The schema description coverage is 100%, so the schema already documents the topic_id parameter. The description adds value by explaining the parameter's semantics: it's numeric and derived from URLs like '/t/slug/12345', which clarifies the format beyond the schema's basic type. This extra context justifies a score above the baseline of 3.

Input schemas describe structure but not intent. Descriptions should explain non-obvious parameter relationships and valid value ranges.

Purpose5/5

Does the description clearly state what the tool does and how it differs from similar tools?
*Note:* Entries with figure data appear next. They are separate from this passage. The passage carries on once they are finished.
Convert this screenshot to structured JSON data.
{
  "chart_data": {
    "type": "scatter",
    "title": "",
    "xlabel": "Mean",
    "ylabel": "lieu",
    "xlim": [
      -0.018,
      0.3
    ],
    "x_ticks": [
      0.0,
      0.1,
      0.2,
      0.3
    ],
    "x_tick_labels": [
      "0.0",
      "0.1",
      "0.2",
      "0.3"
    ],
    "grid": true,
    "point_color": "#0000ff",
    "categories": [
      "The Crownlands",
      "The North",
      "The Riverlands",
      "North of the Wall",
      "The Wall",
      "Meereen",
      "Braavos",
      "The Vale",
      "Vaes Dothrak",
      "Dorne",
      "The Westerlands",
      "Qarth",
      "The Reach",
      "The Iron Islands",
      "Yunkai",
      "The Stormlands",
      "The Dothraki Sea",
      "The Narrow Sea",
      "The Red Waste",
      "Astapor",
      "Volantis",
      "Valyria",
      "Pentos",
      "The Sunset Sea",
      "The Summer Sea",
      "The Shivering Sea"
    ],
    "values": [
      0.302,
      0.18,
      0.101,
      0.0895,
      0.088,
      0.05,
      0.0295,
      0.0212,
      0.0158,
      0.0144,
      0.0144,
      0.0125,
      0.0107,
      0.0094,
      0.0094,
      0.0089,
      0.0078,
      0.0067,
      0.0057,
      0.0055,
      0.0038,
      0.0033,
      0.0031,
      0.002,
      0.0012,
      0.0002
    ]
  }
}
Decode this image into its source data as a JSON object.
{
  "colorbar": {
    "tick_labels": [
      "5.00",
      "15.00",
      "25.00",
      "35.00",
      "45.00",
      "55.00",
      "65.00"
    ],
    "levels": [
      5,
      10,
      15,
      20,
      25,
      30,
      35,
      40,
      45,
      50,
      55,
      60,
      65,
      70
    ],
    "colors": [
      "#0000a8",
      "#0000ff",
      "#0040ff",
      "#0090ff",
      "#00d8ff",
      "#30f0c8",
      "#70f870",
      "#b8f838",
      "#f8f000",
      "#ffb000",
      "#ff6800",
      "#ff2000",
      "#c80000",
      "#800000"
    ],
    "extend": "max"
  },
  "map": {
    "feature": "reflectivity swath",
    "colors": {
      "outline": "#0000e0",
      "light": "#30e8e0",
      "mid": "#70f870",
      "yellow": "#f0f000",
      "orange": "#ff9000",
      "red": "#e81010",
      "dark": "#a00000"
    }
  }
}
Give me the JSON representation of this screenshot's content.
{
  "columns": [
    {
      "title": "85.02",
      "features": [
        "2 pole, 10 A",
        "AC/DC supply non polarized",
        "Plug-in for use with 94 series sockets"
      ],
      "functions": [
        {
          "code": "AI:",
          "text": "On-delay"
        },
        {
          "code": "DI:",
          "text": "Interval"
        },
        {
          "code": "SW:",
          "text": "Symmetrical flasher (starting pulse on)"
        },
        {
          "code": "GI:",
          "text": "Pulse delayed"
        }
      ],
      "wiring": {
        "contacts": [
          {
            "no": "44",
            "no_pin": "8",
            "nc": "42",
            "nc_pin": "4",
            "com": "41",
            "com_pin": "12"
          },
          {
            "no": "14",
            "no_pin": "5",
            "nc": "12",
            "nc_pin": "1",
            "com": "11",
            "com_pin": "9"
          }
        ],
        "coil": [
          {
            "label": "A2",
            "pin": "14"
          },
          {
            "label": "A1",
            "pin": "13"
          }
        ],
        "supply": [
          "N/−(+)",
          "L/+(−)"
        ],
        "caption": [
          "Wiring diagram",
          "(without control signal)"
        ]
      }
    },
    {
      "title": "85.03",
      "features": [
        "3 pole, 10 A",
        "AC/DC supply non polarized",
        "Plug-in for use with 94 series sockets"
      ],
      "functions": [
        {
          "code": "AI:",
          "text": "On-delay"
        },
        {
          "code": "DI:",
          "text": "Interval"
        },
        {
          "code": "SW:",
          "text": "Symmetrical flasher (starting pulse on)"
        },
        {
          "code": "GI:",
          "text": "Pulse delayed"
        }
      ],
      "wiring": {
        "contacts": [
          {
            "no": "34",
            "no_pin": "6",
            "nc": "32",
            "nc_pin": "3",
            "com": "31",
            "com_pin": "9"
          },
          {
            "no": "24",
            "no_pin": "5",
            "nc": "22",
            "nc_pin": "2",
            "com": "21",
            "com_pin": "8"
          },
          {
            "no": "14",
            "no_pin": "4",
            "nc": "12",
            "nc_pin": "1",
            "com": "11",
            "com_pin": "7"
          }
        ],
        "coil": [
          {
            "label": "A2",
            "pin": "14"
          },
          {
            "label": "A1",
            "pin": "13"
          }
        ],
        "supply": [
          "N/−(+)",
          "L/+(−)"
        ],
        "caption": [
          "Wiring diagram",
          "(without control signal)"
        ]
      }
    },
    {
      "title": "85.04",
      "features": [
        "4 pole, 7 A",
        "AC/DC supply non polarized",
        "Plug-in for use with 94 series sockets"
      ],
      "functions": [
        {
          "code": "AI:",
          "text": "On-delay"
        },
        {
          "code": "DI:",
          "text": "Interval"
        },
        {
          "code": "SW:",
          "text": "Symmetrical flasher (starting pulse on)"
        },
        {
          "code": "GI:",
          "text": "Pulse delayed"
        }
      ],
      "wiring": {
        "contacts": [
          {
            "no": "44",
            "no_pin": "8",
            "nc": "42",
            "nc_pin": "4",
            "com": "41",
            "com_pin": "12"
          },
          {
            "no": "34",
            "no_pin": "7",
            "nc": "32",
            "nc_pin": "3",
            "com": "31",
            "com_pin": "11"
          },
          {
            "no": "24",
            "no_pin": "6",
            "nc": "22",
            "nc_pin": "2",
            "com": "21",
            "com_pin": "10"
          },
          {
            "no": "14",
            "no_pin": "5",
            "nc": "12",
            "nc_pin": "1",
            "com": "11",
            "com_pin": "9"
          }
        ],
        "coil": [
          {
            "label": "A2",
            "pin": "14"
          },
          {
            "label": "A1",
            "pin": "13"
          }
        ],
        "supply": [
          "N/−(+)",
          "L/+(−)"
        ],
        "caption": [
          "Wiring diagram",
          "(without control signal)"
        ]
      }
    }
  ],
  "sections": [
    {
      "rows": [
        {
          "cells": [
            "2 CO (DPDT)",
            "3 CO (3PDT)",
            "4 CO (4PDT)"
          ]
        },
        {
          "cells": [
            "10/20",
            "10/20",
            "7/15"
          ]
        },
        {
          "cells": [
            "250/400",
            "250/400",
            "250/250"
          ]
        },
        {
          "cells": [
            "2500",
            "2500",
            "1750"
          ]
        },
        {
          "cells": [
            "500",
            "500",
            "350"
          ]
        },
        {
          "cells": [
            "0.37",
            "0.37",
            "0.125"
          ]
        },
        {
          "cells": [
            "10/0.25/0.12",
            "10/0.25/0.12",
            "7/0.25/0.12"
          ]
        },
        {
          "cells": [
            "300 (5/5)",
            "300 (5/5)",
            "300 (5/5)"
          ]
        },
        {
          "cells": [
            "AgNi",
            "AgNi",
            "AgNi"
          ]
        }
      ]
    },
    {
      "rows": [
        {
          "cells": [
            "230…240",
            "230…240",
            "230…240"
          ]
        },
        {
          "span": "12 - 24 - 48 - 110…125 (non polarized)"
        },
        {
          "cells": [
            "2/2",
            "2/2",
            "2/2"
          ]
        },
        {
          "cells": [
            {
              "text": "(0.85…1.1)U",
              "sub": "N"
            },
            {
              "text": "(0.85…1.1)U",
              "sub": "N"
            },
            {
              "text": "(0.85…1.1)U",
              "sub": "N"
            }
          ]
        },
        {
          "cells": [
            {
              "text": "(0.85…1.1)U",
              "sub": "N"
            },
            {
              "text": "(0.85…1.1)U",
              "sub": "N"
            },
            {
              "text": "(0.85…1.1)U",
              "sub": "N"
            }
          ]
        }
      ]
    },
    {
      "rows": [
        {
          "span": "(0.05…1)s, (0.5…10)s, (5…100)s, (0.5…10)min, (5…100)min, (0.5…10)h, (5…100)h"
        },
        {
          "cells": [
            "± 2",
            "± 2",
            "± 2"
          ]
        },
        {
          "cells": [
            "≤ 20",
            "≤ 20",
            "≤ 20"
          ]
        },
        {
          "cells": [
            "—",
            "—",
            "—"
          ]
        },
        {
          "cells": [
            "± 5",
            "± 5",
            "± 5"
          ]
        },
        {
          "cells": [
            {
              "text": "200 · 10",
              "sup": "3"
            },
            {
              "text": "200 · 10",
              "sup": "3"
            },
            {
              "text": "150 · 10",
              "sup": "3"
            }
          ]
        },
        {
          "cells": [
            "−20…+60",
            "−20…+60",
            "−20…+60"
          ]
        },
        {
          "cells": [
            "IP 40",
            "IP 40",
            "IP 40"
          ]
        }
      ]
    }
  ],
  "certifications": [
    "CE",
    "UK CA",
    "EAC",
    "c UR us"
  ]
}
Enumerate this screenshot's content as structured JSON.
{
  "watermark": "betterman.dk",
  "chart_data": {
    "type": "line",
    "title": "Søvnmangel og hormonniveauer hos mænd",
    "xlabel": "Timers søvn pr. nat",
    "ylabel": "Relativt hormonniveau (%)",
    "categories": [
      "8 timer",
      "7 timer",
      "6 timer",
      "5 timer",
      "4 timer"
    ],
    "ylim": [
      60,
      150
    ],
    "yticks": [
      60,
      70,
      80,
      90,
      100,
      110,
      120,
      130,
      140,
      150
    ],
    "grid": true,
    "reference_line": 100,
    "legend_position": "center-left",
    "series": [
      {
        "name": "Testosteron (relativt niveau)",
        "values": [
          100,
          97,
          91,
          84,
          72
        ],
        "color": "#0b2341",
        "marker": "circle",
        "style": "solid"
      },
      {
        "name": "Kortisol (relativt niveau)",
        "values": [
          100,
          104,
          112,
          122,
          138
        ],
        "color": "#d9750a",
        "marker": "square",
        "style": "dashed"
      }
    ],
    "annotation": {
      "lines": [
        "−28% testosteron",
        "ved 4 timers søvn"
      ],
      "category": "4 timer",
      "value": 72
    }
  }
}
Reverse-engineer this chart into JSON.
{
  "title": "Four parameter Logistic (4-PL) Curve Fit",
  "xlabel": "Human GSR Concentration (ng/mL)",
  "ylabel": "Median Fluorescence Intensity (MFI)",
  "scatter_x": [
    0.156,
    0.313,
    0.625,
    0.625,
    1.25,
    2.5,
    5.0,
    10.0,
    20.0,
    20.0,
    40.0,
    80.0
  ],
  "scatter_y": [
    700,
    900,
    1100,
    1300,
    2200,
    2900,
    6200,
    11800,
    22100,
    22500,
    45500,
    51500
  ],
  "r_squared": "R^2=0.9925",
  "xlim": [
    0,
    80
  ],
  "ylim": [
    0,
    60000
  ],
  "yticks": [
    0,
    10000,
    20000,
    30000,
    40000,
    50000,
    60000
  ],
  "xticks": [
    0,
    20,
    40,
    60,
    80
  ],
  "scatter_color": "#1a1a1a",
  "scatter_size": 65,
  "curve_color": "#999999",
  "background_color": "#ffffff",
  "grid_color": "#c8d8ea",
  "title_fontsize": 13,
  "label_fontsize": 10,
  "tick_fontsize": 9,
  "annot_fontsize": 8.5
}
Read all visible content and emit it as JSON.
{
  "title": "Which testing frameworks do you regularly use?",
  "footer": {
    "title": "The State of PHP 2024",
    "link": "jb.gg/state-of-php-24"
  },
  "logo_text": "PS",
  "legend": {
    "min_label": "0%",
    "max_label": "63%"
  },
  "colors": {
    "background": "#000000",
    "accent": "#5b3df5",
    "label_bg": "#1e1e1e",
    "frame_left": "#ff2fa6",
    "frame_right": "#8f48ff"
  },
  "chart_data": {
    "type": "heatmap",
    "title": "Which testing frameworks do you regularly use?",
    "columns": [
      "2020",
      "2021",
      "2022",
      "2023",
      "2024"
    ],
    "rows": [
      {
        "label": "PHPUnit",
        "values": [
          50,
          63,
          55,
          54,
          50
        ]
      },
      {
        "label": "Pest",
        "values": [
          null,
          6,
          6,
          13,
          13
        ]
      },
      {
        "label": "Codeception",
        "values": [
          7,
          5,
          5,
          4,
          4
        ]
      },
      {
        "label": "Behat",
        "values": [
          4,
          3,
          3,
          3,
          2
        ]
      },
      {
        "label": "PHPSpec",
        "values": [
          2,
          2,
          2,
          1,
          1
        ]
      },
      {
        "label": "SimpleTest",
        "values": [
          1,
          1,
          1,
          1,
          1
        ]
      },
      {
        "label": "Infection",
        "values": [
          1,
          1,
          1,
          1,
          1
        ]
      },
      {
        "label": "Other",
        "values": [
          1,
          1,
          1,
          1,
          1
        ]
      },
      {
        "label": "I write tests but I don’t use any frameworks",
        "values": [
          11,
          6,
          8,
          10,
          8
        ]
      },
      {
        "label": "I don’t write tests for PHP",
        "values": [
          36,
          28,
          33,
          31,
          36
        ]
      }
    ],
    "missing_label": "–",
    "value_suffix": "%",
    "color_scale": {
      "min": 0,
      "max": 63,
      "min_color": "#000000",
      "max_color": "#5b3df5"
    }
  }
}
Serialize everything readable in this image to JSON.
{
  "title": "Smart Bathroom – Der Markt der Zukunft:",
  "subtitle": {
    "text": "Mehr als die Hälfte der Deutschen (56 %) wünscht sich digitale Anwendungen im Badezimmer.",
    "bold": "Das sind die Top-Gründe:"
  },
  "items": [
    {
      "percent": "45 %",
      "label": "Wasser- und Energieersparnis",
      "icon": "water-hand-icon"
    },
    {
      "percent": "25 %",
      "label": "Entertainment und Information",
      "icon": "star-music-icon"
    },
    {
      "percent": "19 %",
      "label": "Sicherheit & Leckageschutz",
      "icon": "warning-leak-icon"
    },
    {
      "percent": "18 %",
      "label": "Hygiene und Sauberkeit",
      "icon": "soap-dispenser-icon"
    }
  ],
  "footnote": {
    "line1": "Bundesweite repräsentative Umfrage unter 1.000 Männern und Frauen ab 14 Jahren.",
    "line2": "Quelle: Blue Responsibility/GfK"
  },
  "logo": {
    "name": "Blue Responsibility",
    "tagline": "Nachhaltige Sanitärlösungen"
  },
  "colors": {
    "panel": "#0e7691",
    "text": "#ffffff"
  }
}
The description clearly states the tool's purpose: 'Get metadata about a specific topic without fetching all posts.' It specifies the verb ('get metadata'), resource ('specific topic'), and distinguishes it from sibling tools like get_all_topic_posts and get_topic_posts by emphasizing it doesn't fetch posts.

Agents choose between tools based on descriptions. A clear purpose with a specific verb and resource helps agents select the right tool.

Usage Guidelines5/5

Does the description explain when to use this tool, when not to, or what alternatives exist?

The description provides explicit guidance on when to use this tool: 'Use this FIRST before reading a topic' for checking post count, title, timestamps, and deciding whether to fetch all posts or paginate. It also distinguishes it from alternatives by noting it's for metadata only, not fetching posts.

Agents often have multiple tools that could apply. Explicit usage guidance like "use X instead of Y when Z" prevents misuse.